At Pernod Ricard, 'the group's interests come first'
Investigation'Successions season III' (5/6). The pastis company created by Paul Ricard in 1932, which became the Pernod Ricard group in 1975, the world's number 2 in wines and spirits, is still run by a Ricard family member. He is determined, whatever the cost, not to repeat the mishaps of the first handover between Paul and his son Bernard in 1968.
He always keeps the letter with him, carefully preserved on his computer. Alexandre Ricard read it aloud, but he could just as easily have recited it with his eyes closed, as he knows it by heart. It's dated April 2015, and the tall fellow with an impenetrable gaze remembered that day, of course: He'd just been appointed CEO of the Pernod Ricard Group, a few months before celebrating his 43rd birthday, making him the youngest chief executive in the CAC 40.

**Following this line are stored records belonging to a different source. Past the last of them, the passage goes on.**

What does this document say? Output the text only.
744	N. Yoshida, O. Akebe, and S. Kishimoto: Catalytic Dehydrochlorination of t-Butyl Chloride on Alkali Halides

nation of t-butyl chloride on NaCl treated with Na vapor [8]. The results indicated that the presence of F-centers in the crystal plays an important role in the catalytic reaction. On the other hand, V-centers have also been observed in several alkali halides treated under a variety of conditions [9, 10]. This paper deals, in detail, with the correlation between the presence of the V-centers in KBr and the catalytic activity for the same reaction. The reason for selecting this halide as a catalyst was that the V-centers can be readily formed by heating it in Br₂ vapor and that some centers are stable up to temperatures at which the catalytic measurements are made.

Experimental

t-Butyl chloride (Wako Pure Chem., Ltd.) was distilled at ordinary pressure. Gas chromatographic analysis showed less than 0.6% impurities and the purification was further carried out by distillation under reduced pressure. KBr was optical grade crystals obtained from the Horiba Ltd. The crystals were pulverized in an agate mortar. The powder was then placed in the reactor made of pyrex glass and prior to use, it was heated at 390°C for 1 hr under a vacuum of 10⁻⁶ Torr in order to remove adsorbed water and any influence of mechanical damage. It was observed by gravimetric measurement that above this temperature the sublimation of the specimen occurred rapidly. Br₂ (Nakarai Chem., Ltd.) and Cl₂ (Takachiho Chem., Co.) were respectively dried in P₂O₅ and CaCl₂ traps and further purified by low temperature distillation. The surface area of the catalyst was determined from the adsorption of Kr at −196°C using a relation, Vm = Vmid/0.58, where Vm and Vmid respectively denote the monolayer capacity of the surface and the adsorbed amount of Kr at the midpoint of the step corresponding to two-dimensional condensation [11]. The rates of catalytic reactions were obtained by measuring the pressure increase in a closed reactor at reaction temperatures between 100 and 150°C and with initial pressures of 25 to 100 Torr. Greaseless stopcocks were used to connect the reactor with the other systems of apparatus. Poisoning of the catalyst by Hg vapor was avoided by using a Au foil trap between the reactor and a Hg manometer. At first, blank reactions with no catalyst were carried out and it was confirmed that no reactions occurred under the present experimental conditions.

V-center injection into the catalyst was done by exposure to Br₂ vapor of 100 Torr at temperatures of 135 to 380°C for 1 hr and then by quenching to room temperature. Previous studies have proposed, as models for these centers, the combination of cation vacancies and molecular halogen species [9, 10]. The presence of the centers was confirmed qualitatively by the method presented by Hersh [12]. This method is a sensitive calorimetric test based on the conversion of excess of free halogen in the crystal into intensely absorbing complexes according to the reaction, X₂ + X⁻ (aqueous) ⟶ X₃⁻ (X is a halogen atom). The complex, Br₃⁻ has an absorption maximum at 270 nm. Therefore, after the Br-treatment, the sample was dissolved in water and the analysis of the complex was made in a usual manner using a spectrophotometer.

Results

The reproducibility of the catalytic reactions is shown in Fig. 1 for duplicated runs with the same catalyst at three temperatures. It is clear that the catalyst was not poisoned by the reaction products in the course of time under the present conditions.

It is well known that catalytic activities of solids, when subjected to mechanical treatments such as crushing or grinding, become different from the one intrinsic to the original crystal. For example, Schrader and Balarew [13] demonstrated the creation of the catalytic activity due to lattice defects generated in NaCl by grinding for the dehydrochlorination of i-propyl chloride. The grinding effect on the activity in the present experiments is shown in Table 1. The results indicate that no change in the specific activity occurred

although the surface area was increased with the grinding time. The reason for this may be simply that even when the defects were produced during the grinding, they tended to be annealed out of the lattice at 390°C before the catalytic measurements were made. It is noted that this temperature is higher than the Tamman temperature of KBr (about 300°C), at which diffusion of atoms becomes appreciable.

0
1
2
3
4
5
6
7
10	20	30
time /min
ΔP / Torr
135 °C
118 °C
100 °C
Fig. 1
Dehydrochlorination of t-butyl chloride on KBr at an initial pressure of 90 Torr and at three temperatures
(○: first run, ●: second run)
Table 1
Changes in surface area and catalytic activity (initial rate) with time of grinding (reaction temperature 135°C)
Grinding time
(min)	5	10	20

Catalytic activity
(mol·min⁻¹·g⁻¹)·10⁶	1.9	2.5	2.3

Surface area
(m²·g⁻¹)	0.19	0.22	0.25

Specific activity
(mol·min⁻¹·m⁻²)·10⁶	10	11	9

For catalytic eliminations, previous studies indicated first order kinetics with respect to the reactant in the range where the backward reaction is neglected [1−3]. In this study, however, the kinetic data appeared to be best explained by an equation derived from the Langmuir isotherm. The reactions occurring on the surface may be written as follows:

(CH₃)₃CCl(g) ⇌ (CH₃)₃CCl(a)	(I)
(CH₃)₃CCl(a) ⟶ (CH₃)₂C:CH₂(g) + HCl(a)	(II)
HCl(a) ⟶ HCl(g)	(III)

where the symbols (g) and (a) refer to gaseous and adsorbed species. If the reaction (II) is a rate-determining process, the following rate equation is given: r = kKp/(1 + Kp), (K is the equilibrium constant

"My dearest son, it might seem absurd to declare that it is you who have made me a father, much more than I have made you a son." So begins the letter. A dozen carefully worded sentences, which the Ricard enunciated in a slightly trembling voice that betrayed emotion despite his marble face. "To quote Jules Renard [1864-1910]: 'A father has two lives: his own and that of his son.' I thank you for making me experience this, this pride in being my son's father."
When you delve into the Ricard family tale, you hear a thousand anecdotes about its emblematic characters. About "Alex," as everyone calls him, it is often said that, from his early teens, he seemed to have "self-designated" himself as the future successor. "He put himself forward," said his cousin Myrna Giron-Ricard, who can remember him at the age of 12, "putting on a suit and tie" to visit his grandfather, Paul Ricard, the company's founder. But, curiously, the cousins never mention the role his father, Bernard Ricard, ousted after just three years at the helm, might have played in this precocious vocation.
Makeshift home laboratory
At Les Embiez, the charming island opposite Six-Fours-les-Plages in southeastern France (bought long ago by Paul Ricard, it now serves as a meeting point for the 50-odd members of the clan, as well as a tourist destination), you can take the mistral-beaten path up the hill. There, halfway up, overlooking the sea, two tombstones stand side by side: those of Paul and his second son, Patrick. It was Patrick who, for 30 years, directed and developed the Pernod Ricard Group, now the world's number two spirits company, with sales of over €12 billion and 18,900 employees. Alexandre's father, Bernard Ricard, is not buried here. On the island, as at the group's Paris headquarters, there is nothing to commemorate his existence. It's as if he's been erased from official history. Even Wikipedia has "forgotten" to devote a single entry to him. He's "a banished man," said one of the Ricard heirs.